L'euro est bien représenté au sein des portefeuilles domestiques des gérants suisses. Peut-être même un peu trop. Car si l'on prend comme référence l'indice MSCI (Morgan Stanley Capital Index) World, la zone euro ne représente que 17% de la capitalisation boursière mondiale. Or, d'après Pierre-Yves Bacchetta, président du Comité de placement chez Pictet & Cie, la grille d'allocation d'actifs de la banque recommande une proportion de 20% d'actifs en euros dans les portefeuilles domestiques. «Une proportion relativement élevée en raison de la stabilité du taux de change entre le franc suisse et l'euro, qui risque de baisser si le franc suisse s'apprécie.» Le pourcentage d'actions en euros des portefeuilles balancés domestiques monte à 25% chez Darier Hentsch & Cie, en passant par 20,4% à l'UBS et 22% au Credit Suisse.

La stabilité de la devise européenne par rapport au franc suisse, la confiance dans la reprise de l'eurozone et l'engouement initial pour la monnaie unique expliquent souvent la surpondération des actions en euros dans les portefeuilles domestiques des gérants suisses. Mais si la pondération actuelle peut paraître justifiée, elle ne l'était pas il y a quelques mois: «Nous avons fait la même erreur que beaucoup de gestionnaires en Europe, concède Jean-Claude Manini, économiste chez Darier Hentsch & Cie. En surpondérant l'eurozone, nous avons été pénalisés par la performance du dollar.» La proportion des actifs en euros ne devrait donc pas s'accroître pour l'instant. «La question que l'on se pose maintenant a plus trait à l'importance du franc suisse qu'à l'euro, qui est déjà généreusement représenté», continue Jean-Claude Manini.

«Au début, nous pensions que l'euro se tiendrait bien, ajoute Jaime Arguellot, responsable de la gestion obligataire chez Pictet & Cie. Mais les différences conjoncturelles entre la zone euro et les Etats-Unis se sont accentuées depuis le début de l'année, avec une performance américaine plus forte que prévu.»

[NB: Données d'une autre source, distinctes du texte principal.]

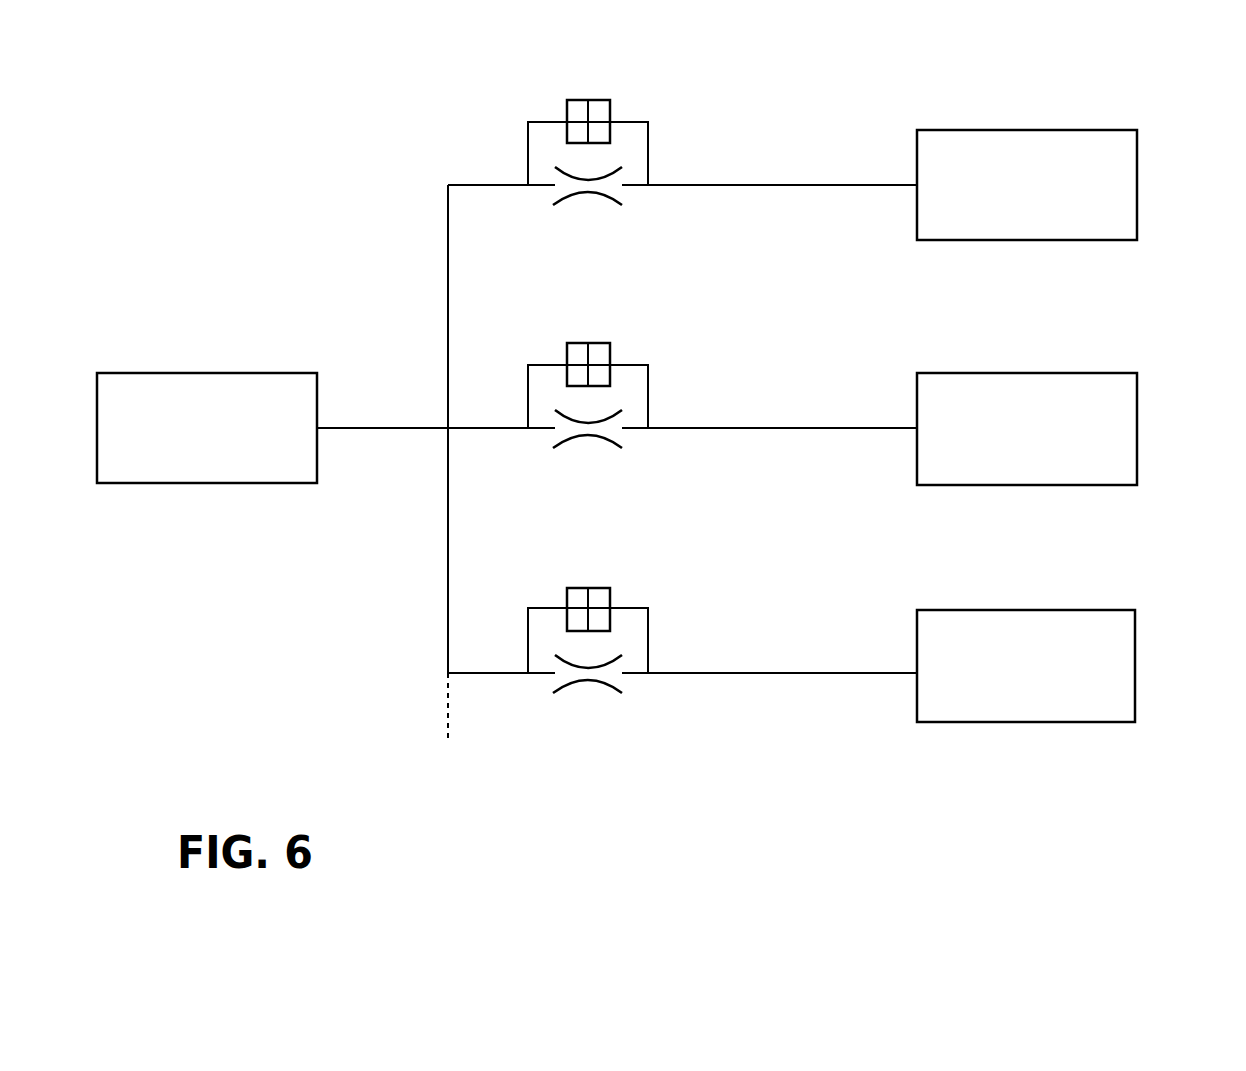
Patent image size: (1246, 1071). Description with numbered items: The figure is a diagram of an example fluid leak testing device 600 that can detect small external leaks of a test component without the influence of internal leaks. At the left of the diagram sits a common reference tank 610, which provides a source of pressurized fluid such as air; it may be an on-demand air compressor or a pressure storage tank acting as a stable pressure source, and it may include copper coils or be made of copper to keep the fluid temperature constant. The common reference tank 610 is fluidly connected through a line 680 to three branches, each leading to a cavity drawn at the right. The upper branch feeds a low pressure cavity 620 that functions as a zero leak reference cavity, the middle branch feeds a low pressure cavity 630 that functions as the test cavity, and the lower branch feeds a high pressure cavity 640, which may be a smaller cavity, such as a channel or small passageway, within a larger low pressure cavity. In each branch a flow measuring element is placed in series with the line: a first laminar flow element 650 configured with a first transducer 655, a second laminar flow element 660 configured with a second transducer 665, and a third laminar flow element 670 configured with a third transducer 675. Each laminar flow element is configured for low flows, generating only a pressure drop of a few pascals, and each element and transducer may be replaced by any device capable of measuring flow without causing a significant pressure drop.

Chez Pictet & Cie, où l'attitude a été prudente vis-à-vis de l'euro, «le rebond récent de la monnaie unique se traduira peut-être par une ouverture plus large des positions en euros vis-à-vis du dollar pour les clients domestiques», stipule Jaime Arguellot, responsable de la gestion obligataire. A son avis, les signes de reprise de la zone euro, le ralentissement probable de l'économie américaine au second semestre et la crainte d'un déficit commercial américain croissant finiront peut-être par peser sur le dollar. «Nous nous attendons à une reprise de l'euro contre le dollar dans les mois qui viennent, continue Pierre-Yves Bacchetta. La pondération de l'euro s'accroîtra si nous restons persuadés que le franc suisse restera proche de l'euro en termes de changes.» La tendance sera donc à son avis d'accroître les actifs en euros au cours du troisième trimestre, puis de revenir au franc suisse en fin d'année, en raison des mouvements de marché dus à la crainte du bug de l'an 2000.

En ce qui concerne la part des obligations en euros dans les portefeuilles balancés domestiques, la tendance est à la sous-pondération. A titre d'exemple, la proportion s'élève à 15% au Credit Suisse et à 17% à l'UBS. Alors que dans le Salomon Gouvernement Bond Index, la zone euro représente 36% de la capitalisation obligataire mondiale. Cette proportion, qui atteint 49% du portefeuille chez Darier Hentsch & Cie, est surtout composée d'obligations à échéances courtes. «Nous avons déjà eu une hausse importante des rendements et il n'y en aura peut-être pas plus, mais nous restons prudents», explique Jean-Claude Manini. Le scénario du groupe est optimiste sur les actions européennes. Mais ces dernières comportent aussi leur dose de risque.